Tapping into the Venture Boom from Abroad
A Turkish Net startup eyes American VC cash, but luring U.S. investors won't be easy
Q: I am interested in obtaining U.S. venture capital for a new business providing Internet application services in Turkey. This region has excellent opportunities for growth. What is the potential for investment here?
--Z.Y., Ankara, Turkey
A: Turkey's large, dynamic economy and geographic position as a bridge between the Middle East and Europe have long tantalized -- and frustrated -- international investors. Turkey's turbulent politics have repeatedly thwarted efforts to institute sound fiscal and economic policies, particularly to quell inflation and stabilize the Turkish lira. Those factors all work against you as a Turkish entrepreneur seeking U.S. venture capital at a time when a booming, stable U.S. economy offers so much low-hanging fruit to investors interested in Internet ventures.
Most private-equity investors prefer to keep their money close to home in companies they can monitor easily and whose structure and accounting they understand. Also, they need exit strategies, which are provided inside the U.S. by a strong, well-regulated public market and a plethora of large corporations that acquire niche players once they become established.
"Investors fear political and currency risk. Venture deals are vulnerable enough to failure without these extrinsic ways to flop," says Burt Alimansky, managing director of New York-based Alimansky Capital Group Inc. and
founder of the New York Venture Group, a venture-capital fund specializing in that region. "There are so many opportunities right here at home, why bother looking elsewhere, they say?" An international investment would require VCs to become familiar with Turkey's financial and economic system, and would involve additional paperwork.
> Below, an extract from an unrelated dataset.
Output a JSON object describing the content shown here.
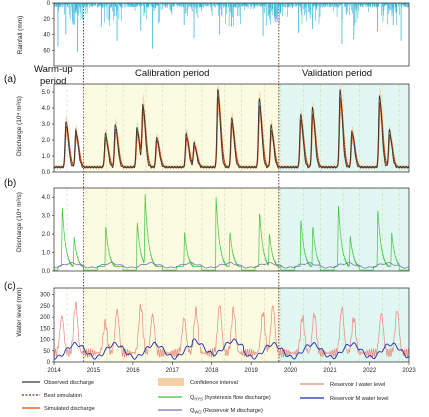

Some entrepreneurs with international ventures locate their headquarters in the U.S. to get around these obstacles. "It's one of the best ways to secure financing for overseas companies. You put your headquarters on the East Coast or in Northern California, placing your vice-president for marketing, your CEO, and your vice-president for business development here and keeping most of your back-office and technical personnel in your home country," says Graham Anderson, a general partner with Euclid Partners, an early-stage venture firm based in New York City. "Part of the rationale is to play up on the premium of being local. You get more attention paid to you by the trade press if you're located in the U.S., and there are much better opportunities for business development here."
If locating in the U.S. isn't feasible, don't despair. Venture opportunities outside the U.S. are expanding, especially in countries where there is political stability, a tradition of business law and integrity, and an entrepreneurial -- rather than a bureaucratic -- culture, experts say.
"Examples include Chile, Brazil, South Africa, Israel, Poland, and India. Turkey may be hurt short term by the earthquake but helped long term because [the disaster] will attract international attention," Alimansky says. A project to set up a private-equity/venture-capital fund for Turkey has been slowed because of the quake and its aftermath but is moving forward nonetheless, says Gurhan V. Bilgin, who works in international business development at Demir
Yatirim, a publicly traded Turkish company whose activities include banking and stock brokering, and is involved in the project. "I have the backing of a major financial institution and am currently coordinating preliminary discussions with several potential strategic partners in the U.S. and U.K.," Bilgin says.
"As for the availability of venture capital in Turkey, it is currently limited to growth and replacement capital and for larger projects in general (i.e., $10 million), none of which is locally available yet, so the projects have to go to mostly London-based VC firms." Says Bilgin, "I'd like to change that!"